Le prix d'achat effectif défini au deuxième alinéa du I de l'article L. 442-5 du code de commerce est affecté d'un coefficient de 1,10 pour les denrées alimentaires et les produits destinés à l'alimentation des animaux de compagnie revendus en l'état au consommateur.
I. - Les dispositions du présent article s'appliquent aux avantages promotionnels, immédiats ou différés, ayant pour effet de réduire le prix de vente au consommateur de denrées alimentaires ou de produits destinés à l'alimentation des animaux de compagnie.
II. - Les avantages promotionnels, le cas échéant cumulés, mentionnés au I, accordés au consommateur pour un produit déterminé, ne sont pas supérieurs à 34 % du prix de vente au consommateur ou à une augmentation de la quantité vendue équivalente.

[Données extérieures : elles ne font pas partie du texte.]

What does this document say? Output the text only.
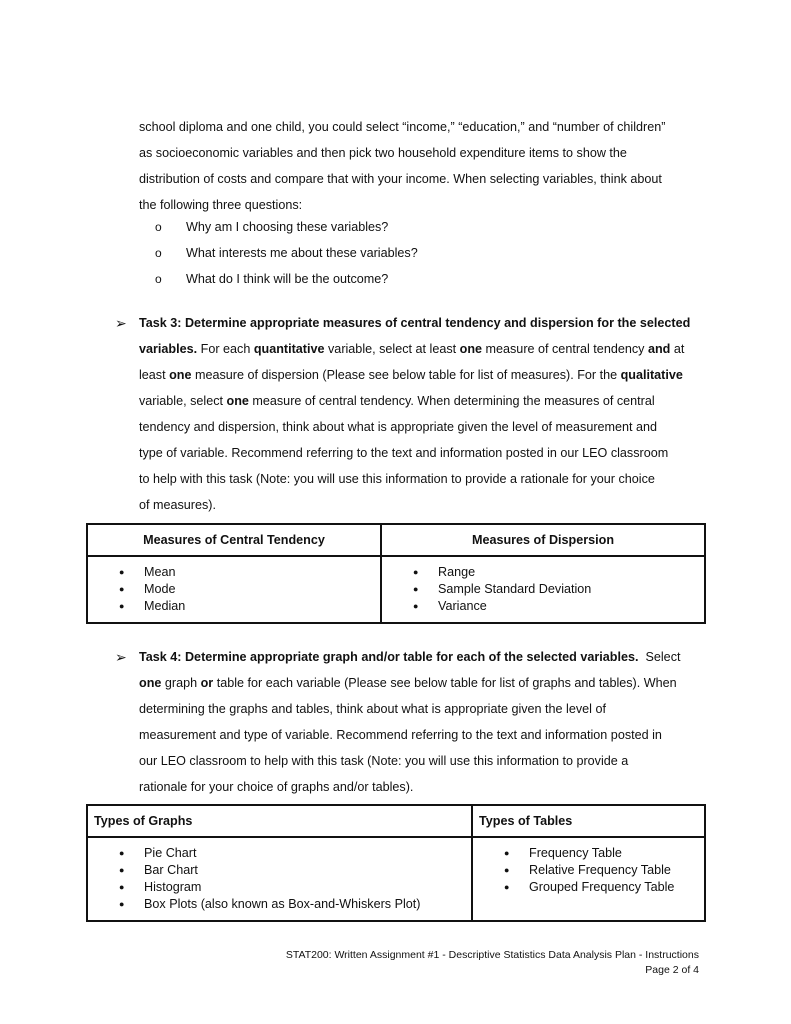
school diploma and one child, you could select “income,” “education,” and “number of children”
as socioeconomic variables and then pick two household expenditure items to show the
distribution of costs and compare that with your income. When selecting variables, think about
the following three questions:
o Why am I choosing these variables?
o What interests me about these variables?
o What do I think will be the outcome?
➢ Task 3: Determine appropriate measures of central tendency and dispersion for the selected
variables. For each quantitative variable, select at least one measure of central tendency and at
least one measure of dispersion (Please see below table for list of measures). For the qualitative
variable, select one measure of central tendency. When determining the measures of central
tendency and dispersion, think about what is appropriate given the level of measurement and
type of variable. Recommend referring to the text and information posted in our LEO classroom
to help with this task (Note: you will use this information to provide a rationale for your choice
of measures).
Measures of Central Tendency	Measures of Dispersion

● Mean
● Mode
● Median

● Range
● Sample Standard Deviation
● Variance
➢ Task 4: Determine appropriate graph and/or table for each of the selected variables.  Select
one graph or table for each variable (Please see below table for list of graphs and tables). When
determining the graphs and tables, think about what is appropriate given the level of
measurement and type of variable. Recommend referring to the text and information posted in
our LEO classroom to help with this task (Note: you will use this information to provide a
rationale for your choice of graphs and/or tables).
Types of Graphs	Types of Tables

● Pie Chart
● Bar Chart
● Histogram
● Box Plots (also known as Box-and-Whiskers Plot)

● Frequency Table
● Relative Frequency Table
● Grouped Frequency Table
STAT200: Written Assignment #1 - Descriptive Statistics Data Analysis Plan - Instructions
Page 2 of 4
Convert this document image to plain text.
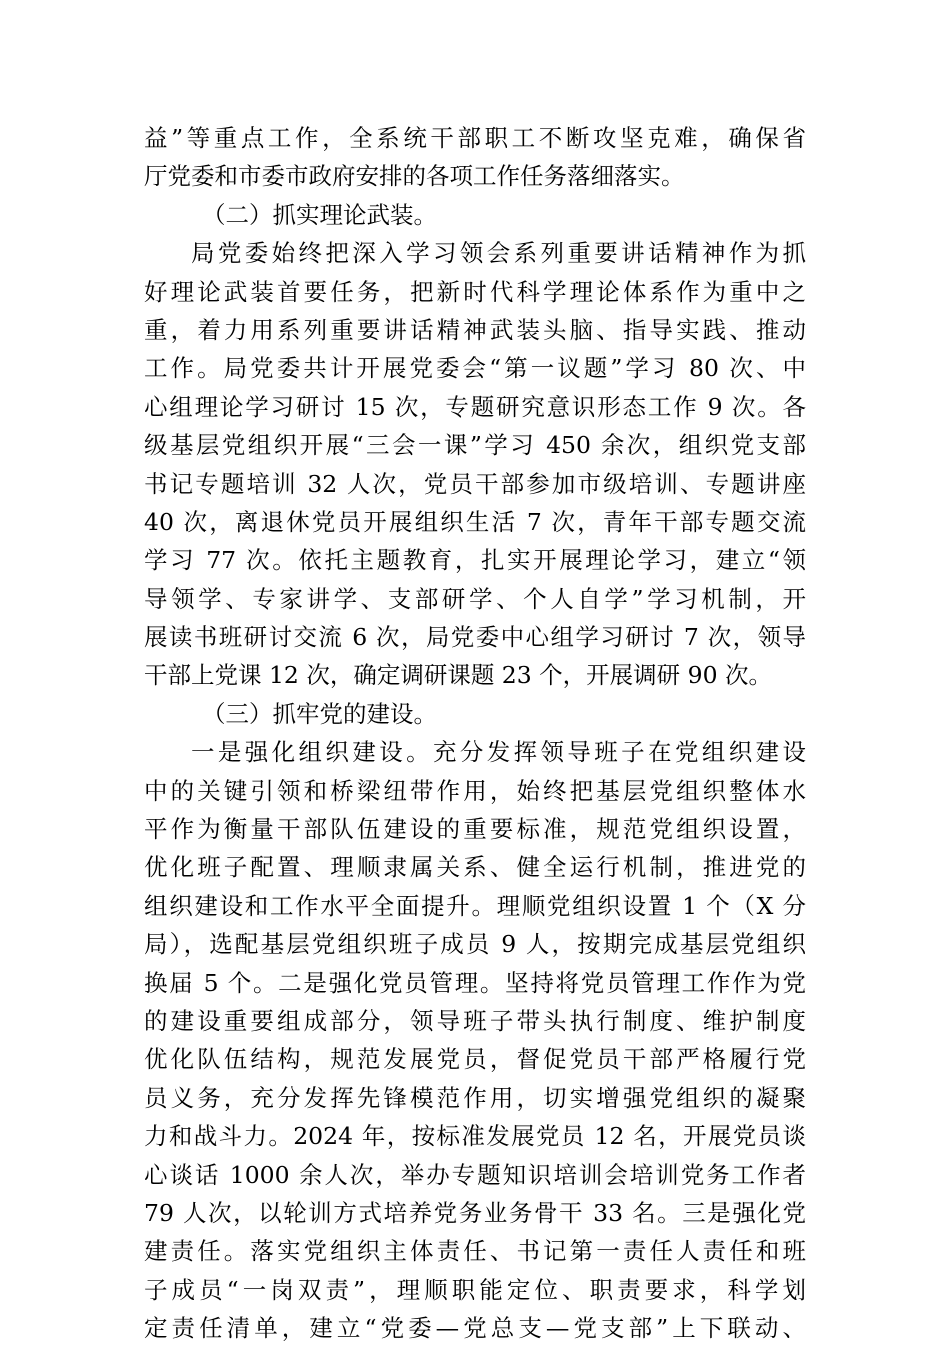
益”等重点工作，全系统干部职工不断攻坚克难，确保省
厅党委和市委市政府安排的各项工作任务落细落实。
（二）抓实理论武装。
局党委始终把深入学习领会系列重要讲话精神作为抓
好理论武装首要任务，把新时代科学理论体系作为重中之
重，着力用系列重要讲话精神武装头脑、指导实践、推动
工作。局党委共计开展党委会“第一议题”学习 80 次、中
心组理论学习研讨 15 次，专题研究意识形态工作 9 次。各
级基层党组织开展“三会一课”学习 450 余次，组织党支部
书记专题培训 32 人次，党员干部参加市级培训、专题讲座
40 次，离退休党员开展组织生活 7 次，青年干部专题交流
学习 77 次。依托主题教育，扎实开展理论学习，建立“领
导领学、专家讲学、支部研学、个人自学”学习机制，开
展读书班研讨交流 6 次，局党委中心组学习研讨 7 次，领导
干部上党课 12 次，确定调研课题 23 个，开展调研 90 次。
（三）抓牢党的建设。
一是强化组织建设。充分发挥领导班子在党组织建设
中的关键引领和桥梁纽带作用，始终把基层党组织整体水
平作为衡量干部队伍建设的重要标准，规范党组织设置，
优化班子配置、理顺隶属关系、健全运行机制，推进党的
组织建设和工作水平全面提升。理顺党组织设置 1 个（X 分
局），选配基层党组织班子成员 9 人，按期完成基层党组织
换届 5 个。二是强化党员管理。坚持将党员管理工作作为党
的建设重要组成部分，领导班子带头执行制度、维护制度
优化队伍结构，规范发展党员，督促党员干部严格履行党
员义务，充分发挥先锋模范作用，切实增强党组织的凝聚
力和战斗力。2024 年，按标准发展党员 12 名，开展党员谈
心谈话 1000 余人次，举办专题知识培训会培训党务工作者
79 人次，以轮训方式培养党务业务骨干 33 名。三是强化党
建责任。落实党组织主体责任、书记第一责任人责任和班
子成员“一岗双责”，理顺职能定位、职责要求，科学划
定责任清单，建立“党委—党总支—党支部”上下联动、
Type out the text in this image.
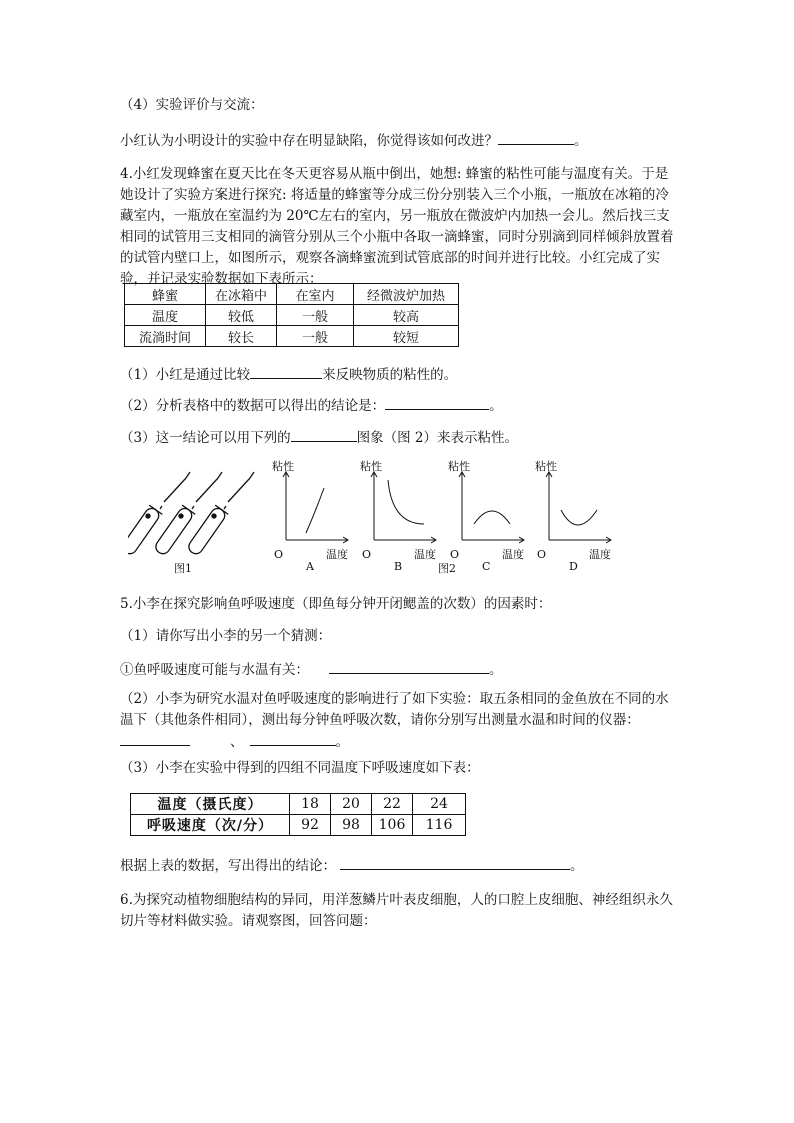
（4）实验评价与交流：

小红认为小明设计的实验中存在明显缺陷，你觉得该如何改进？	。

4.小红发现蜂蜜在夏天比在冬天更容易从瓶中倒出，她想: 蜂蜜的粘性可能与温度有关。于是她设计了实验方案进行探究: 将适量的蜂蜜等分成三份分别装入三个小瓶，一瓶放在冰箱的冷藏室内，一瓶放在室温约为 20℃左右的室内，另一瓶放在微波炉内加热一会儿。然后找三支相同的试管用三支相同的滴管分别从三个小瓶中各取一滴蜂蜜，同时分别滴到同样倾斜放置着的试管内壁口上，如图所示，观察各滴蜂蜜流到试管底部的时间并进行比较。小红完成了实验，并记录实验数据如下表所示：

蜂蜜	在冰箱中	在室内	经微波炉加热
温度	较低	一般	较高
流淌时间	较长	一般	较短

（1）小红是通过比较	来反映物质的粘性的。

（2）分析表格中的数据可以得出的结论是：	。

（3）这一结论可以用下列的	图象（图 2）来表示粘性。

图1
粘性
温度
O
A
粘性
温度
O
B
粘性
温度
O
C
粘性
温度
O
D
图2

5.小李在探究影响鱼呼吸速度（即鱼每分钟开闭鳃盖的次数）的因素时：

（1）请你写出小李的另一个猜测：

①鱼呼吸速度可能与水温有关：	。

（2）小李为研究水温对鱼呼吸速度的影响进行了如下实验：取五条相同的金鱼放在不同的水温下（其他条件相同），测出每分钟鱼呼吸次数，请你分别写出测量水温和时间的仪器：
、	。

（3）小李在实验中得到的四组不同温度下呼吸速度如下表：

温度（摄氏度）	18	20	22	24
呼吸速度（次/分）	92	98	106	116

根据上表的数据，写出得出的结论：	。

6.为探究动植物细胞结构的异同，用洋葱鳞片叶表皮细胞，人的口腔上皮细胞、神经组织永久切片等材料做实验。请观察图，回答问题：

III. - Ces avantages promotionnels, qu'ils soient accordés par le fournisseur ou par le distributeur, portent sur des produits ne représentant pas plus de 25 % :
1° Du chiffre d'affaires prévisionnel fixé par la convention prévue à l'article L. 441-4 du code de commerce ;
2° Du volume prévisionnel prévu par un contrat portant sur la conception et la production de produits alimentaires selon des modalités répondant aux besoins particuliers de l'acheteur ;
3° Des engagements de volume portant sur des produits agricoles périssables ou issus de cycles courts de production, d'animaux vifs, de carcasses ou pour les produits de la pêche et de l'aquaculture.
Pour l'application des dispositions du présent III, la convention mentionnée au 1°et le contrat mentionné au 2° fixent respectivement un chiffre d'affaires prévisionnel et un volume prévisionnel.
IV. - Les dispositions du présent article ne s'appliquent pas aux produits périssables et menacés d'altération rapide, à condition que l'avantage promotionnel ne fasse l'objet d'aucune publicité ou annonce à l'extérieur du point de vente.
V. - Tout manquement aux obligations du présent article par le fournisseur ou le distributeur est passible d'une amende administrative dont le montant ne peut excéder 75 000 € pour une personne physique et 375 000 € ou la moitié des dépenses de publicité effectuées au titre de l'avantage promotionnel pour une personne morale. L'amende est prononcée dans les conditions prévues à l'article L. 470-2 du code de commerce. Le maximum de l'amende encourue est doublé en cas de réitération du manquement dans un délai de deux ans à compter de la date à laquelle la première décision de sanction est devenue définitive.